[cmake] v27.* break the static library support compare to v26.1
For google/or-tools we tried to upgrade from v26.1 (working) to v27.2 (broken)
TLDR: in cmake you have to target_link_library() to protobuf in add_executable() and add_library(), if Protobuf has been built as STATIC this will lead to an ODR violation. Until v26.1 it was still working (some underlying map was still unique, starting v27.0 we got two internal map thus the error message below)
note: release v27.0 and v27.1 are also broken...
Language: Python (native C++ module) i.e. pybind11 wrappers....
What operating system (Linux, Windows, ...) and version? Linux and MacOS are impacted...
What runtime / compiler are you using (e.g., python version or gcc version) From Python 3.9 to Python 3.12 gcc ~[10,14] see default version from almalinux:latest, rockylinux:9, fedora:latest, debian:latest, opensuse, ubuntu:latest .... ref: https://repology.org/project/gcc/badges. note: we are targeting C++17 (with agregate initialisation) or C++20 (MSVC)
What did you do? Please read this issue for a full detailed bug report:
- https://github.com/google/or-tools/issues/4307
What did you expect to see all or-tools tests pass as before...
What did you see instead? all python tests using pybind11 and protobuf failed with error:
F0000 00:00:1720999376.464679 2304 generated_message_reflection.cc:3620] Check failed: file != nullptr
Make sure you include information that can help us debug (full error message, exception listing, stack trace, logs). Again, Please read the issue for a full detailed bug report:
- https://github.com/google/or-tools/issues/4307
Anything else we should know about your project / environment
using kind of bissect on protobuf tag use in our build, I figure out it is these commits (split in two parts -_-) are at fault:
- protocolbuffers/protobuf@49c83ab contains auto generated code after the commit abc9bae
- protocolbuffers/protobuf@abc9bae so I guess this one is not atomic and can't be tested (compilation error)...

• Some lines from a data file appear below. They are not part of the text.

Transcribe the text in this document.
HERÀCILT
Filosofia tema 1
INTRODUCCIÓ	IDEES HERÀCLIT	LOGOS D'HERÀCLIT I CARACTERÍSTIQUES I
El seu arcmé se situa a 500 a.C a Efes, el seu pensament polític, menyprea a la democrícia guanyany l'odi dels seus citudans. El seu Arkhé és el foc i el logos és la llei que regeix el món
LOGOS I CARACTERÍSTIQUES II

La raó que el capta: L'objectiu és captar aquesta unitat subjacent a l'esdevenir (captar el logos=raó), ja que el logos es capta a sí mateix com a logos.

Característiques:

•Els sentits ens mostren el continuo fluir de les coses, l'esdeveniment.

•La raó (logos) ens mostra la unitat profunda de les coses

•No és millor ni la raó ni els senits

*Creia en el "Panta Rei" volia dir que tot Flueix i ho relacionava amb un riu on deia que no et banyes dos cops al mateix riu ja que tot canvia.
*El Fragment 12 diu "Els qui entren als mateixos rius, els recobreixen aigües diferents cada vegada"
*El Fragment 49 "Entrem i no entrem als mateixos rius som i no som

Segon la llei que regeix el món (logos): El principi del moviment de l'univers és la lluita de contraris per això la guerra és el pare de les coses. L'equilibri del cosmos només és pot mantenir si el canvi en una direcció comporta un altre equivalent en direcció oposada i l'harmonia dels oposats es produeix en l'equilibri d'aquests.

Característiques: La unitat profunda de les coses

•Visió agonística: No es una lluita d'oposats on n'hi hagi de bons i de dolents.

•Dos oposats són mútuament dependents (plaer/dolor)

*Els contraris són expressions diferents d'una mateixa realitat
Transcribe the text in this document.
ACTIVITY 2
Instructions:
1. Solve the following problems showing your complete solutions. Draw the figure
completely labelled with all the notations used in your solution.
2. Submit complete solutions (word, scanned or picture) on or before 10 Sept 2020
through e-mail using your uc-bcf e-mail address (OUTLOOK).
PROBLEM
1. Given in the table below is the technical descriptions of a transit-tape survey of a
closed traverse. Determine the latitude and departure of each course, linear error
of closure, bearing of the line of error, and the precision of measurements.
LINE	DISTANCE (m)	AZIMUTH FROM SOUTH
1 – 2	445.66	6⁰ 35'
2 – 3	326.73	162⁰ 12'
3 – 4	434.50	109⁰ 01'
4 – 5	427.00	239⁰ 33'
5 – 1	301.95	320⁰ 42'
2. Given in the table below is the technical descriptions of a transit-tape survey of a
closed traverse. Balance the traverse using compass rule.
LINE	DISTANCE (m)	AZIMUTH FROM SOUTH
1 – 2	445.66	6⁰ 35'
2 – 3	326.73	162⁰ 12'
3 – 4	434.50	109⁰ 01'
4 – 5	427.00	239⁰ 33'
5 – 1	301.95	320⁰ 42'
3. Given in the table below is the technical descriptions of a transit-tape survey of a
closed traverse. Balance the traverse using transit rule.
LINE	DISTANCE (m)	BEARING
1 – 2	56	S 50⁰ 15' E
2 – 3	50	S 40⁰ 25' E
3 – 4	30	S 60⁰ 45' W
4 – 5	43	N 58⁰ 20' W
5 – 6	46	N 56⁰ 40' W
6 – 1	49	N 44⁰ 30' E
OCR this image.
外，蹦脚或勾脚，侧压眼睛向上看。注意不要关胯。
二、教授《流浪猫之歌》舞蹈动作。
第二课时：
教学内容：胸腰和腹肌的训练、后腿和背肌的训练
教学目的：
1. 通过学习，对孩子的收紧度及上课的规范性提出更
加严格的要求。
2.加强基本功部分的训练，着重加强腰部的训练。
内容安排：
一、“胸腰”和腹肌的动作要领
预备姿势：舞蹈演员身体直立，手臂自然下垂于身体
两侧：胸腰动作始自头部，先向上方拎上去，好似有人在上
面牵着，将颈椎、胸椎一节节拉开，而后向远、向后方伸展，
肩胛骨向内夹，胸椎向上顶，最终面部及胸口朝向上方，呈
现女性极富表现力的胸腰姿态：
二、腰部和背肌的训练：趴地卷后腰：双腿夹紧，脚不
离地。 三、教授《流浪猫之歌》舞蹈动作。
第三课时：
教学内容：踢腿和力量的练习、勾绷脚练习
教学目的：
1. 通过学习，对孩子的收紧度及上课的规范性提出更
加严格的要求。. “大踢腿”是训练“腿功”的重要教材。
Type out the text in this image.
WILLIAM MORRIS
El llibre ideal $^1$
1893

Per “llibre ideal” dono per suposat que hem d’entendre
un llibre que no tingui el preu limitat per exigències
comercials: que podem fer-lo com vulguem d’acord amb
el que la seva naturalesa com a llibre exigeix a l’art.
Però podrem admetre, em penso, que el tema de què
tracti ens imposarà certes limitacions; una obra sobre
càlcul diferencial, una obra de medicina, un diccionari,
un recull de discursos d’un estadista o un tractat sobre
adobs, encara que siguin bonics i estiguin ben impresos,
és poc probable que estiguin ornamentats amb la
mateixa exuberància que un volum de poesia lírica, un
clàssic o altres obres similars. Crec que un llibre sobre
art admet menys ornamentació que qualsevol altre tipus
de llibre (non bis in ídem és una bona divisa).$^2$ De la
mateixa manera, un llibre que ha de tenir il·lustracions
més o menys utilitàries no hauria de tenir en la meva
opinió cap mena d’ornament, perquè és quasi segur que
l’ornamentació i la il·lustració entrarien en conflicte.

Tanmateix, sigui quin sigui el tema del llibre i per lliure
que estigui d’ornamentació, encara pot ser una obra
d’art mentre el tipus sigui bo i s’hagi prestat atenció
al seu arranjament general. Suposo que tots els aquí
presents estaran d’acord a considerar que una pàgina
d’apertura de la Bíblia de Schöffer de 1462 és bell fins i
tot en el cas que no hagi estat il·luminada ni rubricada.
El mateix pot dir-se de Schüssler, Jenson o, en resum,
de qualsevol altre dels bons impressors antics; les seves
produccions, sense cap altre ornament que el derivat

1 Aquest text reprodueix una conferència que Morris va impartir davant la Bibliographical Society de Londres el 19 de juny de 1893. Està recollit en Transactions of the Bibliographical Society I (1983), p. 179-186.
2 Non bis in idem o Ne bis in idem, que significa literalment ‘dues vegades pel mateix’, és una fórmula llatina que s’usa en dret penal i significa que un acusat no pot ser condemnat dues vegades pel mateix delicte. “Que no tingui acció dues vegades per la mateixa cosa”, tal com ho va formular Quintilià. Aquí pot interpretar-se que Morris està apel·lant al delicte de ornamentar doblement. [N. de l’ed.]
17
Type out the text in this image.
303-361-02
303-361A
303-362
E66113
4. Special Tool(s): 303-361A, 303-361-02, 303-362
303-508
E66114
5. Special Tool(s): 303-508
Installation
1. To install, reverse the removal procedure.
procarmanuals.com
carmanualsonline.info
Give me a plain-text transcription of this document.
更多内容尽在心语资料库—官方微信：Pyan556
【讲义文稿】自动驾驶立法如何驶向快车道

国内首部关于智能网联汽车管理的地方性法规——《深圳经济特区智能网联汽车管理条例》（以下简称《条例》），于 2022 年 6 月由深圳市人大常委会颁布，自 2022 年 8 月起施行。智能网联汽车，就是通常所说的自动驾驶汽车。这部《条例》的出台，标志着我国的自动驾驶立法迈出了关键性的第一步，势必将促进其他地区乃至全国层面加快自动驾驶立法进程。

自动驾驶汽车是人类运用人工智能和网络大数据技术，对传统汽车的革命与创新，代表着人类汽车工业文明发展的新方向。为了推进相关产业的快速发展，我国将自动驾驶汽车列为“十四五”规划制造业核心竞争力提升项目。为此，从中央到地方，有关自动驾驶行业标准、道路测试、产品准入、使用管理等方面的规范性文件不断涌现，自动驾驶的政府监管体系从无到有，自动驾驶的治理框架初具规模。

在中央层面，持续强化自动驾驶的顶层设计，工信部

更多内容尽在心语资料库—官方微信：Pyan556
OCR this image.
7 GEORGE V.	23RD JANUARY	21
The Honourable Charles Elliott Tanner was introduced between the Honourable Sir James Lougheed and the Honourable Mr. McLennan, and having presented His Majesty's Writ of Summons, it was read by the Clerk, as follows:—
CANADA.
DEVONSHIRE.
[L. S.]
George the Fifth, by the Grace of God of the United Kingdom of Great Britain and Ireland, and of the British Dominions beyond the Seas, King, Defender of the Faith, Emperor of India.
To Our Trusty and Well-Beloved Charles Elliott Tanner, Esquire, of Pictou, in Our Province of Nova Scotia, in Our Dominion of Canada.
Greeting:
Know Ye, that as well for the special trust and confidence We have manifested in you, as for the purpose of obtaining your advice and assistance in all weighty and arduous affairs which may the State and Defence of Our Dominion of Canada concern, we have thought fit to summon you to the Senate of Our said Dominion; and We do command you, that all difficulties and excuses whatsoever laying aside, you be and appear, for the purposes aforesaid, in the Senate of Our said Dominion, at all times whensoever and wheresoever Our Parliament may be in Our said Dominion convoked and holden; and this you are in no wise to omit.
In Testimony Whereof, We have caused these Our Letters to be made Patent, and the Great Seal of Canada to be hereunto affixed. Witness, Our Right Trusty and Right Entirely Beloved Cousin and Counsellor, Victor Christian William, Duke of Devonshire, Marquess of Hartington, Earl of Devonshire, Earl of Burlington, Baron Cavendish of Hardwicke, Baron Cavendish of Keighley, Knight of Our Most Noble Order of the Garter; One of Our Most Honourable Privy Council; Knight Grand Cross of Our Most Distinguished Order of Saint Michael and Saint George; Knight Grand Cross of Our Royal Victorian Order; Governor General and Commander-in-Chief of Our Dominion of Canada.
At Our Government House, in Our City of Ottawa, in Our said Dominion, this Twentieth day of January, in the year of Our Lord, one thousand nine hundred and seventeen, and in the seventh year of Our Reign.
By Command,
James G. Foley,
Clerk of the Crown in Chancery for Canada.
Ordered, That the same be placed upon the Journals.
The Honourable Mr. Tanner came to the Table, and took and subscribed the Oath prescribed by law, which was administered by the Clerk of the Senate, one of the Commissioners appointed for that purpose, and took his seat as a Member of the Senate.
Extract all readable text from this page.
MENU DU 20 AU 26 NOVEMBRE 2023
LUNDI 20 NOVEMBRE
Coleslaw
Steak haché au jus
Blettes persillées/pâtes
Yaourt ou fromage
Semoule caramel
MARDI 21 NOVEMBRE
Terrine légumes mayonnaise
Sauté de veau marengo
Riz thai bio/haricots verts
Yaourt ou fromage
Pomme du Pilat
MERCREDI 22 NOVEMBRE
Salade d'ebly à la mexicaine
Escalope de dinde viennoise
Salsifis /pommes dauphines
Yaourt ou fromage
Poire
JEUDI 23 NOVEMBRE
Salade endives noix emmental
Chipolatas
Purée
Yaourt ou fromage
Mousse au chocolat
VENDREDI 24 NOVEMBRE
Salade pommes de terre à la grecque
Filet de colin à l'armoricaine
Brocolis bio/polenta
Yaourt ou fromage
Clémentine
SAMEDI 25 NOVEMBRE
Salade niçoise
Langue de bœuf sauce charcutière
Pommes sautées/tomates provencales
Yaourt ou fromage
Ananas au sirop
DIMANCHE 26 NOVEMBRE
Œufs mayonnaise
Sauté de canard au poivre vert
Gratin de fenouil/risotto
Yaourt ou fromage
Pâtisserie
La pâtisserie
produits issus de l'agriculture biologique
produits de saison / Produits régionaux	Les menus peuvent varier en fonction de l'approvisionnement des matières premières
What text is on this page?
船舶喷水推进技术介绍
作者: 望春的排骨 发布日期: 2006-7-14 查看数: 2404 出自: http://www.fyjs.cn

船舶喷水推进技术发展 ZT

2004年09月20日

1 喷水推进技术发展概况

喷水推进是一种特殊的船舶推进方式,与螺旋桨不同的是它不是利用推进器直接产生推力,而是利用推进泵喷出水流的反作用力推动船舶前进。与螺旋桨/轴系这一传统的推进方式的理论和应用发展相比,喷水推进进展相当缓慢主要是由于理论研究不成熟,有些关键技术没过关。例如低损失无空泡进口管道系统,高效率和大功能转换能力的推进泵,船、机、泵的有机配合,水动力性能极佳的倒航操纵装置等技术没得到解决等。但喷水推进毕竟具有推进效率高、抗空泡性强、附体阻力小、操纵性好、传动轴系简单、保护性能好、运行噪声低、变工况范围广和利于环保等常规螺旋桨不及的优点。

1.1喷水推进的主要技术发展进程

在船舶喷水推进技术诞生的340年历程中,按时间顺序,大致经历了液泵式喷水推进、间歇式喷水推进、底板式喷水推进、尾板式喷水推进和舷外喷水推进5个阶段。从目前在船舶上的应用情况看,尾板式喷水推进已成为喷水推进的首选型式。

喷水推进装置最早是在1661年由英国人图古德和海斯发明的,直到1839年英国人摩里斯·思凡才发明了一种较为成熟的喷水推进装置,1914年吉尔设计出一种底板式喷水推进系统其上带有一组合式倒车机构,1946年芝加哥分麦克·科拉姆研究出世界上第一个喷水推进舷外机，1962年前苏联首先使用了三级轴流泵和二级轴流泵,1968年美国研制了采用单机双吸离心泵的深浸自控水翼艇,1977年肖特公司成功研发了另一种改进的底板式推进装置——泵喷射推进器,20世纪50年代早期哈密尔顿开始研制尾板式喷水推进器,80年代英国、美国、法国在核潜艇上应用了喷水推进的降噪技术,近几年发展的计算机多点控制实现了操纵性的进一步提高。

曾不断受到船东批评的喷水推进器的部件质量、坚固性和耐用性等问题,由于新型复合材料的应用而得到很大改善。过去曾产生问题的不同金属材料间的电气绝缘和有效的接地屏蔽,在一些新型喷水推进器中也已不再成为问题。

| Protobuf Version | Test | Date |
|---|---|---|
| v27.0 | FAIL | 2024/05/23 |
| ... | ... | ... |
| 49c83ab799977592744f50df93957ddec1e12e70 | FAIL | 2024/01/30 (newer) |
| abc9bae7c19d9fff4b0be0ffd3a01f947d3b487a | NA(0) | 2024/01/30 (need @49c83ab) |
| 58baeb4c3b664f8918d24cef5151083d9da9767c | PASS | 2024/01/30 (older) |
| ... | ... | ... |
| v26.1 | PASS | 2024/03/27 |
- Can't test abc9bae directly since it miss the next commit which generate some stuff...
For Googlers: it is cl/602725967
note: git revert both commit on top of v27.2 tag was not working (too many conflict to make it...)
MRE: bazel-proto
Some update: This weekend I was able to reproduce it with a pet project without involving pybind11 etc... EDIT: same issue with "v28.0-rc1" too
It seems the issue comes from the shared library nature...
here the project layout:
graph TD;
A[bin/App<br>binary]-->FB[lib/libFooBar.so<br>library];
FB-->F[lib/libFoo.so<br>library];
FB-->B[lib/libBar.so<br>library];
F-.->Pc[C.proto];
Pc-- "import" -->Pa[A.proto];
Pc-- "import" -->Pb[B.proto];
ref: https://github.com/mizux/bazel-proto
Trace:
% cmake -S. -Bbuild
% cmake --build build -j
% ./build/bin/App
...
WARNING: All log messages before absl::InitializeLog() is called are written to STDERR
F0000 00:00:1721036258.637555 1559662 generated_message_reflection.cc:3619] Check failed: file != nullptr
*** Check failure stack trace: ***
zsh: IOT instruction ./build/bin/App
Workaround
if I apply this patch to make SHARED libraries to be STATIC:
diff --git a/foo/CMakeLists.txt b/foo/CMakeLists.txt
index aee9266..c7476a1 100644
--- a/foo/CMakeLists.txt
+++ b/foo/CMakeLists.txt
@@ -1,4 +1,4 @@
-add_library(Foo) # shared implicit
+add_library(Foo STATIC "")
get_cpp_proto(PROTO_HDRS PROTO_SRCS)
target_sources(Foo
diff --git a/foobar/CMakeLists.txt b/foobar/CMakeLists.txt
index 724f2e1..d4fe85a 100644
--- a/foobar/CMakeLists.txt
+++ b/foobar/CMakeLists.txt
@@ -1,4 +1,4 @@
-add_library(FooBar "") # shared implicit
+add_library(FooBar STATIC "")
target_sources(FooBar PRIVATE foobar.h foobar.cc)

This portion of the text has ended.